コースプロフィールは、大きな周回を1周して、16kmの小さな周回を3周してゴールするオールフラットのコース。ただし16kmの周回コース内にはラスト7km地点に1kmの石畳区間も含まれている。総距離は204km。

チームからのオーダー
今日はエーススプリンターのニコラスで勝負すること。自分への指示は常にニコラスの側にいて指示をもらいながら走れ、ということだった。

レースレポート
今日は風もほぼ無風で道も広かったためか、集団はそこまでギスギスしていない感じ。パレード区間を10km走った後にリアルスタート。
集団前方では常にアタックがかかり、かなりのハイペースでレースは進む。約30km地点で逃げが決まり集団のペースが緩み、カチューシャが集団コントロールを始める。道の狭いところやコーナーが連続するところでは先頭がペースアップし集団が伸びてきついので、なるべく前方でチームでまとまって走る。途中でバイクにトラブルが発生したので、チームメイトに声をかけてからチームカーまで下がり、サブバイクに乗り換える。

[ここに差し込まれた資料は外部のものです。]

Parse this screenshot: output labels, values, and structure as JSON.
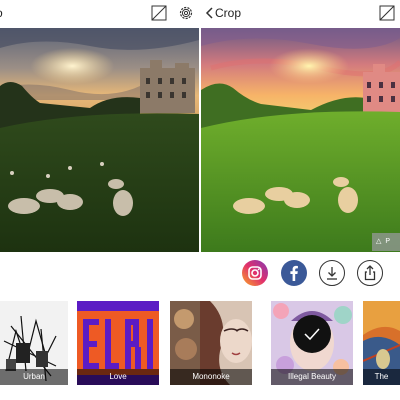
{
  "header": {
    "left_title": "o",
    "right_title": "Crop"
  },
  "filters": [
    {
      "label": "Urban",
      "selected": false
    },
    {
      "label": "Love",
      "selected": false
    },
    {
      "label": "Mononoke",
      "selected": false
    },
    {
      "label": "Illegal Beauty",
      "selected": true
    },
    {
      "label": "The",
      "selected": false
    }
  ],
  "badge": "P",
  "icons": {
    "compare_left": "compare-icon",
    "settings": "gear-icon",
    "compare_right": "compare-icon",
    "back": "chevron-left-icon",
    "instagram": "instagram-icon",
    "facebook": "facebook-icon",
    "download": "download-icon",
    "share": "share-icon",
    "check": "checkmark-icon"
  },
  "colors": {
    "facebook": "#3b5998",
    "text": "#222222"
  }
}
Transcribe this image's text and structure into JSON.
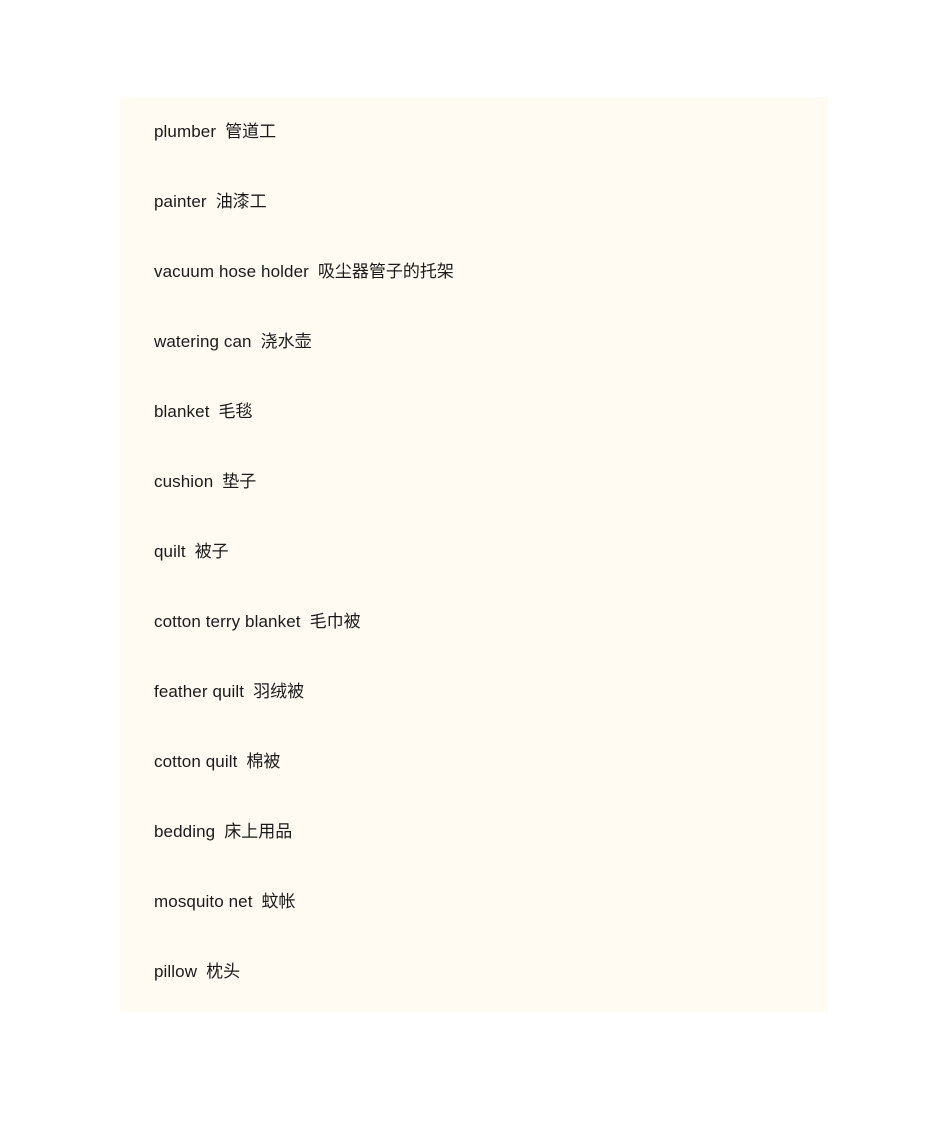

小周回に入るまで集団では目立った動きはなく、プロツアーチームがコントロールしたまま小周回に突入した。

小周回突入直後に前輪がパンクしてしまい一旦チームカーまで下がり、交換してすぐ集団に戻るが、集団もペースが上がっていて1番後ろにいるとかなりきつい。足を使わないようにしてニコラスの側まで上がっていき合流し、それからはリカルドとニコラス、自分の3人で位置取りをする。

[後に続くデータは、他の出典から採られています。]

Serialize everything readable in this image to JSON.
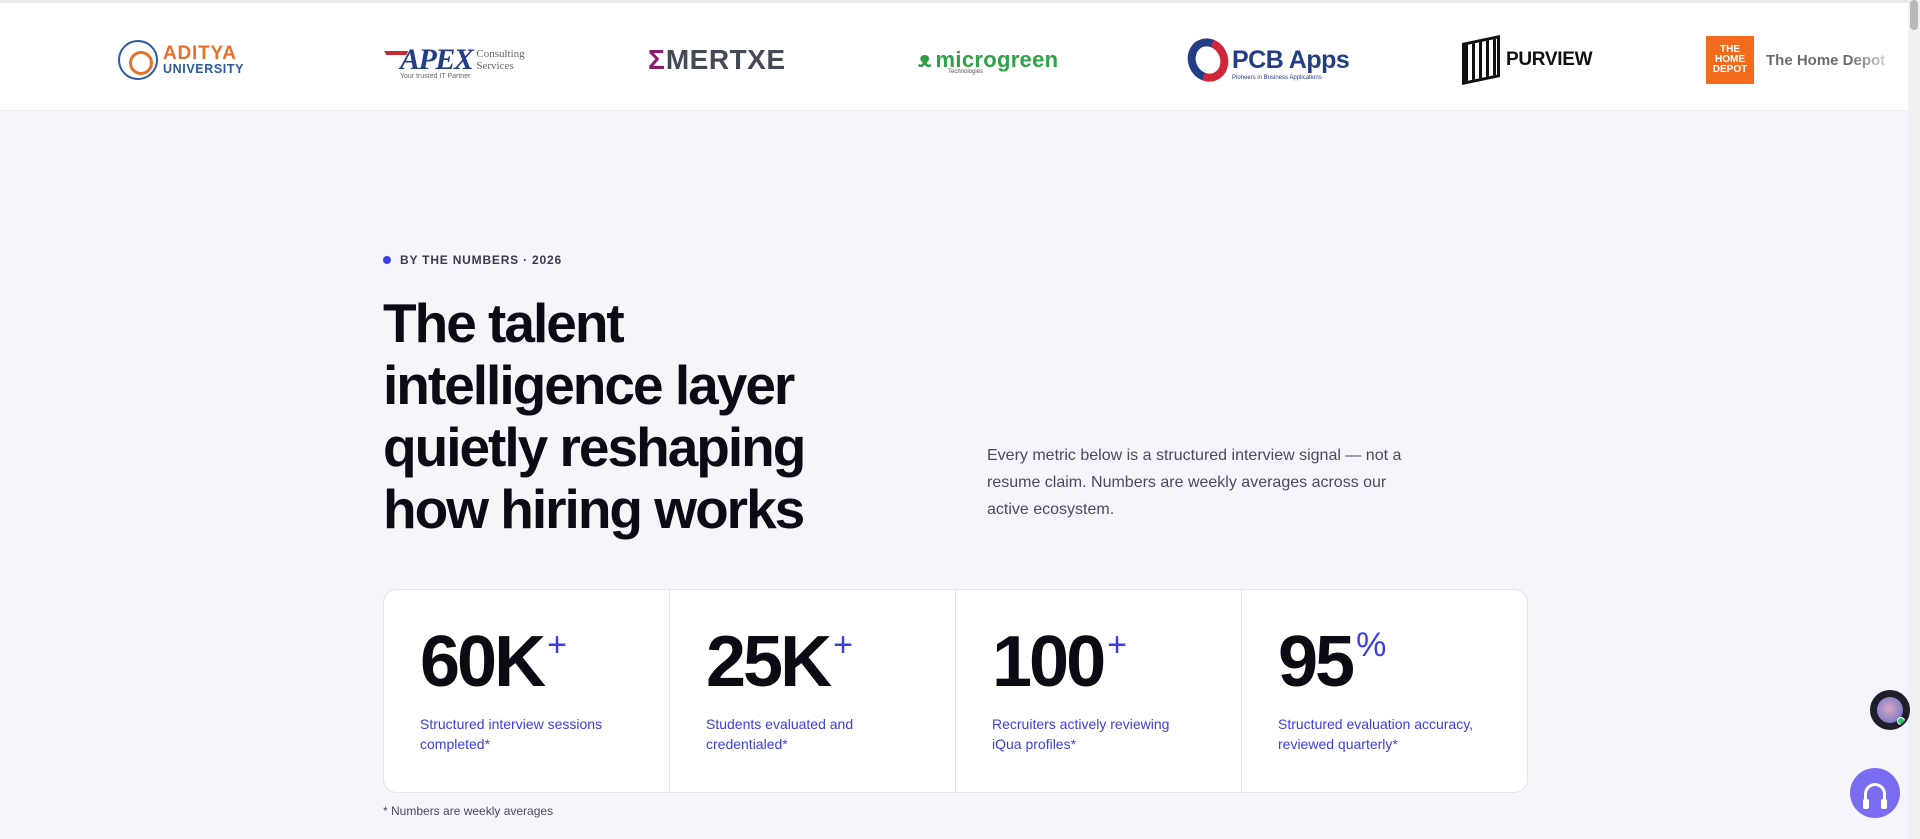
{
  "logos": {
    "aditya": {
      "line1": "ADITYA",
      "line2": "UNIVERSITY"
    },
    "apex": {
      "name": "APEX",
      "side1": "Consulting",
      "side2": "Services",
      "tagline": "Your trusted IT Partner"
    },
    "mertxe": {
      "mark": "Σ",
      "name": "MERTXE"
    },
    "microgreen": {
      "mark": "ᴥ",
      "name": "microgreen",
      "sub": "Technologies"
    },
    "pcb": {
      "name": "PCB Apps",
      "sub": "Pioneers in Business Applications"
    },
    "purview": {
      "name": "PURVIEW"
    },
    "homedepot": {
      "badge": "THE HOME DEPOT",
      "name": "The Home Depot"
    }
  },
  "section": {
    "eyebrow": "BY THE NUMBERS · 2026",
    "headline": [
      "The talent",
      "intelligence layer",
      "quietly reshaping",
      "how hiring works"
    ],
    "intro": "Every metric below is a structured interview signal — not a resume claim. Numbers are weekly averages across our active ecosystem.",
    "stats": [
      {
        "value": "60K",
        "suffix": "+",
        "label": "Structured interview sessions completed*"
      },
      {
        "value": "25K",
        "suffix": "+",
        "label": "Students evaluated and credentialed*"
      },
      {
        "value": "100",
        "suffix": "+",
        "label": "Recruiters actively reviewing iQua profiles*"
      },
      {
        "value": "95",
        "suffix": "%",
        "label": "Structured evaluation accuracy, reviewed quarterly*"
      }
    ],
    "footnote": "* Numbers are weekly averages"
  },
  "colors": {
    "accent": "#3d3ee0",
    "support": "#7a6cf0",
    "background": "#f5f6fb"
  },
  "icons": {
    "avatar": "assistant-avatar-icon",
    "support": "headset-icon"
  }
}
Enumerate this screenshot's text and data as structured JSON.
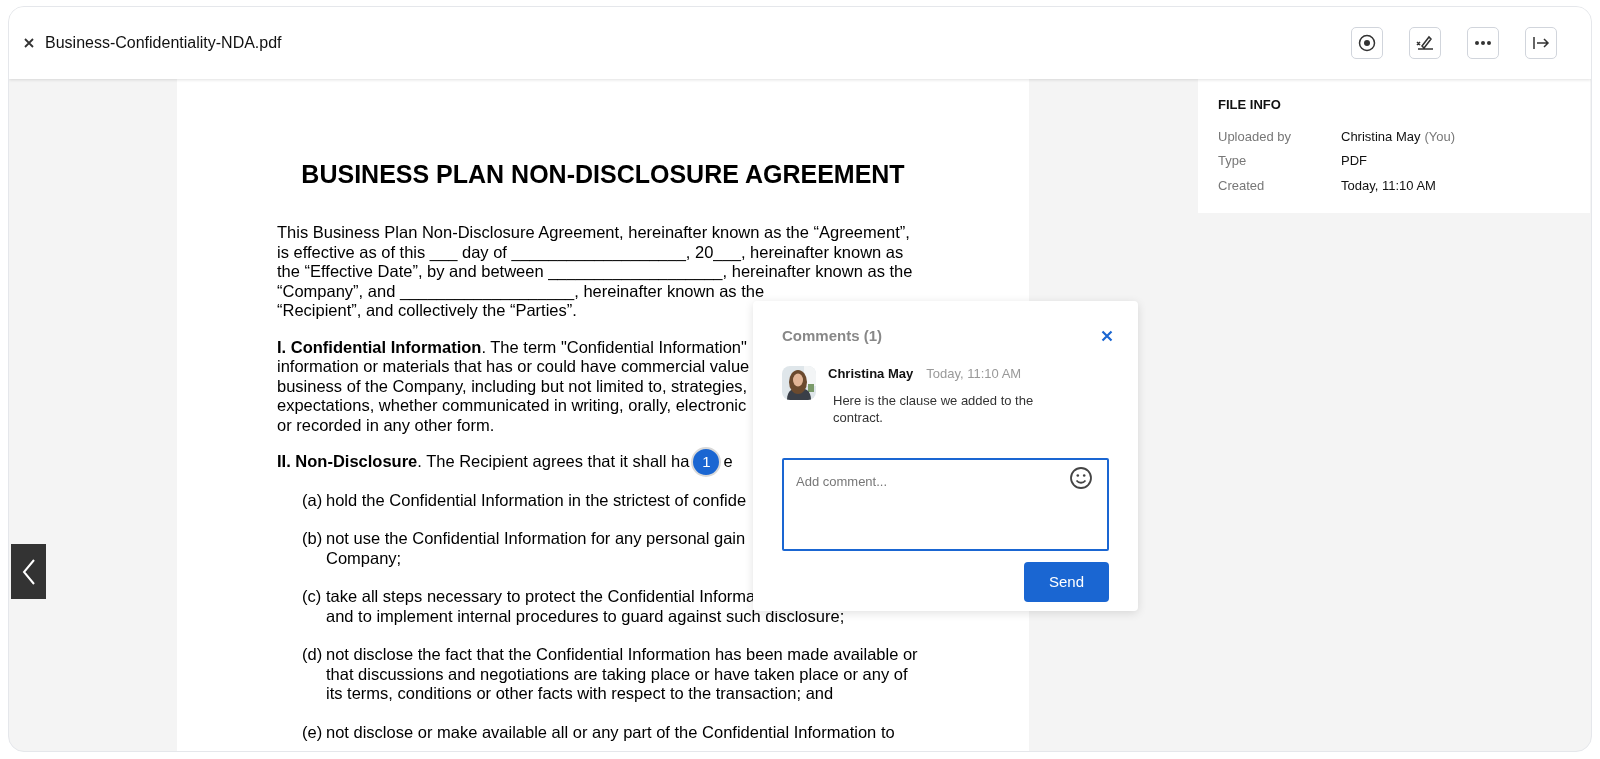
{
  "header": {
    "filename": "Business-Confidentiality-NDA.pdf"
  },
  "document": {
    "title": "BUSINESS PLAN NON-DISCLOSURE AGREEMENT",
    "paragraphs": [
      {
        "lines": [
          "This Business Plan Non-Disclosure Agreement, hereinafter known as the “Agreement”,",
          "is effective as of this ___ day of ___________________, 20___, hereinafter known as",
          "the “Effective Date”, by and between ___________________, hereinafter known as the",
          "“Company”, and ___________________, hereinafter known as the",
          "“Recipient”, and collectively the “Parties”."
        ]
      },
      {
        "lines": [
          "**I. Confidential Information**. The term \"Confidential Information\"",
          "information or materials that has or could have commercial value",
          "business of the Company, including but not limited to, strategies,",
          "expectations, whether communicated in writing, orally, electronic",
          "or recorded in any other form."
        ]
      },
      {
        "lines": [
          "**II. Non-Disclosure**. The Recipient agrees that it shall ha"
        ],
        "marker": "1",
        "marker_tail": "e"
      }
    ],
    "items": [
      {
        "label": "(a)",
        "lines": [
          "hold the Confidential Information in the strictest of confide"
        ]
      },
      {
        "label": "(b)",
        "lines": [
          "not use the Confidential Information for any personal gain",
          "Company;"
        ]
      },
      {
        "label": "(c)",
        "lines": [
          "take all steps necessary to protect the Confidential Informa",
          "and to implement internal procedures to guard against such disclosure;"
        ]
      },
      {
        "label": "(d)",
        "lines": [
          "not disclose the fact that the Confidential Information has been made available or",
          "that discussions and negotiations are taking place or have taken place or any of",
          "its terms, conditions or other facts with respect to the transaction; and"
        ]
      },
      {
        "label": "(e)",
        "lines": [
          "not disclose or make available all or any part of the Confidential Information to"
        ]
      }
    ]
  },
  "comments": {
    "title": "Comments (1)",
    "items": [
      {
        "author": "Christina May",
        "time": "Today, 11:10 AM",
        "text": "Here is the clause we added to the contract."
      }
    ],
    "input": {
      "placeholder": "Add comment..."
    },
    "send": "Send"
  },
  "file_info": {
    "title": "FILE INFO",
    "rows": [
      {
        "label": "Uploaded by",
        "value": "Christina May",
        "note": "(You)"
      },
      {
        "label": "Type",
        "value": "PDF"
      },
      {
        "label": "Created",
        "value": "Today, 11:10 AM"
      }
    ]
  }
}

サクソやカチューシャが高速で引いているが道が広くなるところで色んなチームが前に上がってきてかなりごちゃごちゃになり危険な状態。ラスト1周からもっと激しくなり、リカルドとはぐれる場面が多くなったので、ニコラスに足を使わせないように、前を引き合流させ前方をキープする。石畳区間は前のレースで走った石畳よりは簡単なものだったので前で我慢できた。

ラスト6kmからはずっと広めの道で色んなチームが入り乱れるので、流れをみながら前方をキープ。どんどんペースがあがり集団密度も濃くなり、体当たりを何回もくらうがここで引いたらダメだ!と自分に言い聞かせ、ぐっと耐える。

そしてラスト1kmのアーチをくぐり、先頭は全開で踏んでいる。が、ラスト600メートルで一瞬集団が横に広がった。次の瞬間、すぐ目の前で落車が発生。 これはヤバイ!と思いフルブレーキしたが全然間に合わず、なす術なく突っ込む。先に転けた選手の上に落ちたが、集団前方での落車だった為、後ろから突っ込 んできた選手の自転車が降ってきて、太ももと膝を強打してしまった。起き上がって、自転車は特に問題なかったのでゆっくり走ってゴール。

チームメイトのニコラスは7位だった‼︎

感想
このクラスで勝負できる位置で展開できたのはすごくいい経験になった。
最後はスプリントにできなくて残念だったが、最後はこんな感じなんだ!とわかったので次はちゃんとスプリントできるように頑張りたい!1日の休養の後、すぐにチームのトレーニングキャンプが始まるので、しっかり追い込もうと思う!